Actions

Work Header

When the Wind Blows

Summary:

In the weeks following Kamino Ward, Midoriya Izuku's apartment catches fire—leaving Toshinori to pick up the pieces when Inko dies in the blaze. The problem? He has no idea what he’s doing. And with hero society about to crumble, Toshinori’s desperation to keep his charge safe begins to have rippling effects. Effects that only deepen Izuku's wounds with the changing seasons.

Because there's one other problem: the world is ending, and no cost is too great to save what you love.

(On hiatus but not cancelled!)

Notes:

(See the end of the work for notes.)

Chapter 1: Prologue

Notes:

(See the end of the chapter for notes.)

Chapter Text




•       •

The sun burns the air, bleaching the sky. The haze frames the silhouettes of two men standing on an overlook in the shade of a cliff. The disused road behind them sits half-buried in silt that will swallow it entirely one of these years.

No one has stood here for decades.

The taller of the two moves, breaking the regimented stillness to dig through his breast pocket. He’s broad-shouldered, dressed in a crisp black suit. Unremarkable. Immaculate.

“Smoke?” he offers.

The one beside him couldn't be more different—slouched and slight. Disheveled, compared to the man in black.

This man blinks like a drugged animal, staring through wild bangs at the offered cigarettes. It's a long while before he turns away again.

“Suit yourself.”

It isn’t an inherently cruel statement, but it stings somehow. Salt in the wound. Bile and despair rise in his throat to the gritty schwick of the other man’s lighter. The road quavers where it meets the sky.

He thinks of Fried parameters and atmospheric seeing; stars that flicker as flames bend reality. Asphalt writhing like snakes.

Sweat prickles down his back. He wants to hurt someone.

Perhaps he could, if he tried. He’s stronger than he looks, but complacency has taken so much.

The mountains shimmer with heat, wind turbines scattered over them like matchsticks. Fallen sentries of a simpler time. The rusted bones undulate quietly; no sound from any people or cars. Nowhere to run to for a hundred miles.

He wouldn't make it to nightfall.

Those who die in the desert see water; sun and air playing cruel tricks on the mind. Staring at the ragged edge of the mountain range, it isn’t water that tantalizes him.

They used to build temples on those peaks. Shrines of glass and steel; parabolic mirrors raised to the gods to reap their fire. To know themselves. To see.

They don’t build observatories anymore.

Still, the mirage beckons.
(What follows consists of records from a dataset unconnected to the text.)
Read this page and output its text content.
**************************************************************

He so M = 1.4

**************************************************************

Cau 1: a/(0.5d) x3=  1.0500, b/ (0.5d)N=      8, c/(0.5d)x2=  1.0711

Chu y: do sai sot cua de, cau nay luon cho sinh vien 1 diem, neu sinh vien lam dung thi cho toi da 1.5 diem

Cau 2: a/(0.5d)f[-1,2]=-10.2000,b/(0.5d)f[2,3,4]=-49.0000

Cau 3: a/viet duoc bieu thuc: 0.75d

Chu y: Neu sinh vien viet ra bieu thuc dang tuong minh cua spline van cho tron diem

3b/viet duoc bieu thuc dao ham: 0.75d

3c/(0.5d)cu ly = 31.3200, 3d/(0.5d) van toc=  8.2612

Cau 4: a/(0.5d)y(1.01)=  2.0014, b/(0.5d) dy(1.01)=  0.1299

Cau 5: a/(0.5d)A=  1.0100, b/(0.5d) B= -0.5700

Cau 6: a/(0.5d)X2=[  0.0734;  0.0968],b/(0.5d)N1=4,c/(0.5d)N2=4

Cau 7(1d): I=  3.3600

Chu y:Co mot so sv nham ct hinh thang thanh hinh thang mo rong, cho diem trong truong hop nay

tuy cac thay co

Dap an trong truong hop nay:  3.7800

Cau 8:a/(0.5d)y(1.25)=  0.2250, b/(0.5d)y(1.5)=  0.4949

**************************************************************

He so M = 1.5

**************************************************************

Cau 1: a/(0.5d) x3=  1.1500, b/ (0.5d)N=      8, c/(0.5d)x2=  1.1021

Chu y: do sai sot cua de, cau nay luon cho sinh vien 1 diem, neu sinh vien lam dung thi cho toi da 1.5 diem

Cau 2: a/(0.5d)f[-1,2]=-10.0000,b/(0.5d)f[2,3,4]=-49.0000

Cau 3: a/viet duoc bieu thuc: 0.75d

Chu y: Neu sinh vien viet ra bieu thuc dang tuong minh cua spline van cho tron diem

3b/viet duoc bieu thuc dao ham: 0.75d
Gives its cold comfort in the illusion. Fiberglass corpses wavering—reforming into glistening domes and temenoi that stud the summit like rhinestones.

(He cannot think about them. He can’t.)

It really isn’t such a horrible place to die.

“Do you know what the ultimate force of progress is?” the man in black says. His eyes are cold. Indifferent.

The question hangs in the air between them like the smoke from his cigarette. The disheveled man doesn’t move. Doesn’t speak.

Leave me alone, he wants to say. Just leave me in peace. Please…

He should know it won’t be that easy. The man in black turns; pins him with those glacial eyes as he waits for an answer.

Dragging a hand down his sallow, freckled face, the other sighs in defeat.

“Endurance,” he spitballs, voice rough and dry as the desert surrounding. The word tastes like ash in his mouth.

It’s a reasonable guess. Man is a persistence hunter. Man has delusions of grandeur. Man does not—cannot—give up.

His companion hums the way an adult might to a child; condescending and only mildly interested. Something echoes dully in the distance through the ravine. His heart sinks.

“That definitely helps,” says the other man, flicking his spent cigarette on the gravel. “But it is not the chief end.”

To the east, a cloud of dust is rising over the distant edge of the road.

“Enlighten me then,” he whispers back, voice quavering. The cloud blurs. Two engines, growing louder.

With one polished shoe, the man in black stamps out his cigarette.

“Sacrifice, Mr. Midoriya,” he says. “From the very first burn, suffered by the very first firebringer. Scientific progress demands sacrifice.”

Two cars pool over the horizon, molten and gleaming as mercury. One last time, he looks back at the peaks crowned with phantom meaning.

But Midoriya sees no mirage. No Mytikas. There are just dull hills—empty and cruel as only reality can be.

He closes his eyes to wait.


Notes:


This prologue has been updated as of August 2022


In February, I had a dream where I briefly saw Izuku and Toshinori in a scene from Interstellar. This inspired my oneshot called Ghost. That fic and some drawings were originally going to be all I made, but the idea just wouldn't leave me alone. I'm pouring my heart and soul into this thing; it's my first longfic, and I'm so excited to share what I've been working on these past months.